Plantar fasciitis, or heel pain, can occur with excessive exercise, occupations that require you to spend a lot of time on your feet, inadequate warm-up before physical activity or poorly fitted shoes. The two structures primarily associated with heel pain are the plantar fascia (a band of connective tissue along the bottom of the foot that supports the arch) and the flexor digitorum brevis muscle.

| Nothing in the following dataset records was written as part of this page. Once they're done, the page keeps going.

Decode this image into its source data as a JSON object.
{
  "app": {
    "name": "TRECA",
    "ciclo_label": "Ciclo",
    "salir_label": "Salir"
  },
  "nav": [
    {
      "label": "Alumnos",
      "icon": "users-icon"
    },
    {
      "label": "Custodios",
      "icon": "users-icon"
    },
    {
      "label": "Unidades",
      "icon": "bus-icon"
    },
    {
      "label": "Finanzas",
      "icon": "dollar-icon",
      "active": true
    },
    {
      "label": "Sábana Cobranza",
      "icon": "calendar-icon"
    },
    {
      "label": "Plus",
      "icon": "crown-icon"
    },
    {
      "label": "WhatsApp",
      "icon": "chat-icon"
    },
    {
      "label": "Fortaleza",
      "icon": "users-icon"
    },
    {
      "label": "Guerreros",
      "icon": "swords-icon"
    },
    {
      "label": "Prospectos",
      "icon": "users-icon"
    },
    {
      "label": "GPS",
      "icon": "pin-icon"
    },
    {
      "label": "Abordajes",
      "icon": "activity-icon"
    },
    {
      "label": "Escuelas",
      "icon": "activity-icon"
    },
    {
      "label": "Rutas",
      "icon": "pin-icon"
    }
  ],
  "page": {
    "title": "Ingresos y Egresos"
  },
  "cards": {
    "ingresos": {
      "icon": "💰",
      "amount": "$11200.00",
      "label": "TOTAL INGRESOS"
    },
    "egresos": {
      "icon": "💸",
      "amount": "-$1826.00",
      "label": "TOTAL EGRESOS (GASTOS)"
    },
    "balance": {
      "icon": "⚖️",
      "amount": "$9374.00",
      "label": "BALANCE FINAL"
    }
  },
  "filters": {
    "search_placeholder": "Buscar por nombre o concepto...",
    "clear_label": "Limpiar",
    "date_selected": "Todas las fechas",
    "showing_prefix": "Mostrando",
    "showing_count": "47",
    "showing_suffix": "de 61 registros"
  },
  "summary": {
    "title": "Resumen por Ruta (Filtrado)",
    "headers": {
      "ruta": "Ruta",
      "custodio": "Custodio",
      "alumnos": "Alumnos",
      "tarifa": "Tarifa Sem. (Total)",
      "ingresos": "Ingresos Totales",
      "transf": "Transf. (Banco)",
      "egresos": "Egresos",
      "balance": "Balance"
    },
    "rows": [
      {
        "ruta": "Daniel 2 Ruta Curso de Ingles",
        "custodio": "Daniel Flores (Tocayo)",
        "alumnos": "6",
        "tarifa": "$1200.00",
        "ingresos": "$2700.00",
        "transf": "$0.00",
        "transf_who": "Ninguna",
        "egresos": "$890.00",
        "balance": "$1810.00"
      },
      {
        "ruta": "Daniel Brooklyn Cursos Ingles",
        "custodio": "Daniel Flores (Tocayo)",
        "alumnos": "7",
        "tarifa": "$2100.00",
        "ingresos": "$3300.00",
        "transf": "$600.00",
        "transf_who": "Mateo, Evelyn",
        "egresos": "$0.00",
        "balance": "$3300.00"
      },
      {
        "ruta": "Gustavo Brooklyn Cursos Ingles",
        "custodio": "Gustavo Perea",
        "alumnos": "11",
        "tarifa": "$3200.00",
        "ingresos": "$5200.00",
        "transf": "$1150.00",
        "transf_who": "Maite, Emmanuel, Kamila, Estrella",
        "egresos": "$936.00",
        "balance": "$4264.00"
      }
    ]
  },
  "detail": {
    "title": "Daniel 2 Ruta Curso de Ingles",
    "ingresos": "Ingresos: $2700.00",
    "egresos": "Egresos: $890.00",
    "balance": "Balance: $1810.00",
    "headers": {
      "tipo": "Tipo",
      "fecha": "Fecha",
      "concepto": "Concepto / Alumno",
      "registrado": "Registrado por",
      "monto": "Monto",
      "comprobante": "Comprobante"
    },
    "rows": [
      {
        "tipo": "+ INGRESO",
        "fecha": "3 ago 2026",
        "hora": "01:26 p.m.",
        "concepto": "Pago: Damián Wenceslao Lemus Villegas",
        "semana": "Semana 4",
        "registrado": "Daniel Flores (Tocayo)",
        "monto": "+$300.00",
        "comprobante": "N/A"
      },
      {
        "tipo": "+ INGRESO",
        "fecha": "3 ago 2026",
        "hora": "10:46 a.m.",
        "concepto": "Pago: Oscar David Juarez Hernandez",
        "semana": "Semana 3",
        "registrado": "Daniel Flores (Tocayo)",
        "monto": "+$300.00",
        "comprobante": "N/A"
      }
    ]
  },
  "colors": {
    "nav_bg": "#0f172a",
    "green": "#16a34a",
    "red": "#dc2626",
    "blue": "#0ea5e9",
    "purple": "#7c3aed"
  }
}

When these muscles experience prolonged stretching, bone spurs and tears damage are created.
A wart is a small growth on the skin that develops when the skin is infected by a virus.
Warts can develop anywhere on the foot, but they typically appear on the bottom (plantar side) of the foot. Plantar warts most commonly occur in children, adolescents and the elderly.
Plantar warts are caused by direct contact with the human papilloma virus (HPV). This is the same virus that causes warts on other areas of the body.
There are two types of plantar warts:
• A solitary wart, which often increases in size and may eventually multiply, forming additional satellite warts.
• Mosaic warts are a cluster of several small warts growing closely together in one area. Mosaic warts are more difficult to treat than solitary warts.
The symptoms of a plantar wart may include:
• Thickened skin. A plantar wart often resembles a callus because of its tough, thick tissue.
• Pain. Walking and standing may be painful. Squeezing the sides of the wart may also cause pain.
• Tiny black dots. These often appear on the surface of the wart. The dots are actually dried blood contained in the capillaries (tiny blood vessels). Plantar warts grow deep into the skin. Usually, this growth occurs slowly with the wart starting small and becoming larger over time.
The most common cause of yellow discoloration in the toenails is a fungal infection. The fungus often develops underneath the nail, resulting in it becoming thick, raised and yellow in color.
Other potential causes for yellow discoloration of the nail include diabetes mellitus and lymphedema (chronic leg swelling). Yellow staining of the nails can also occur in individuals who use nail polish. A stained nail may take several months to grow out.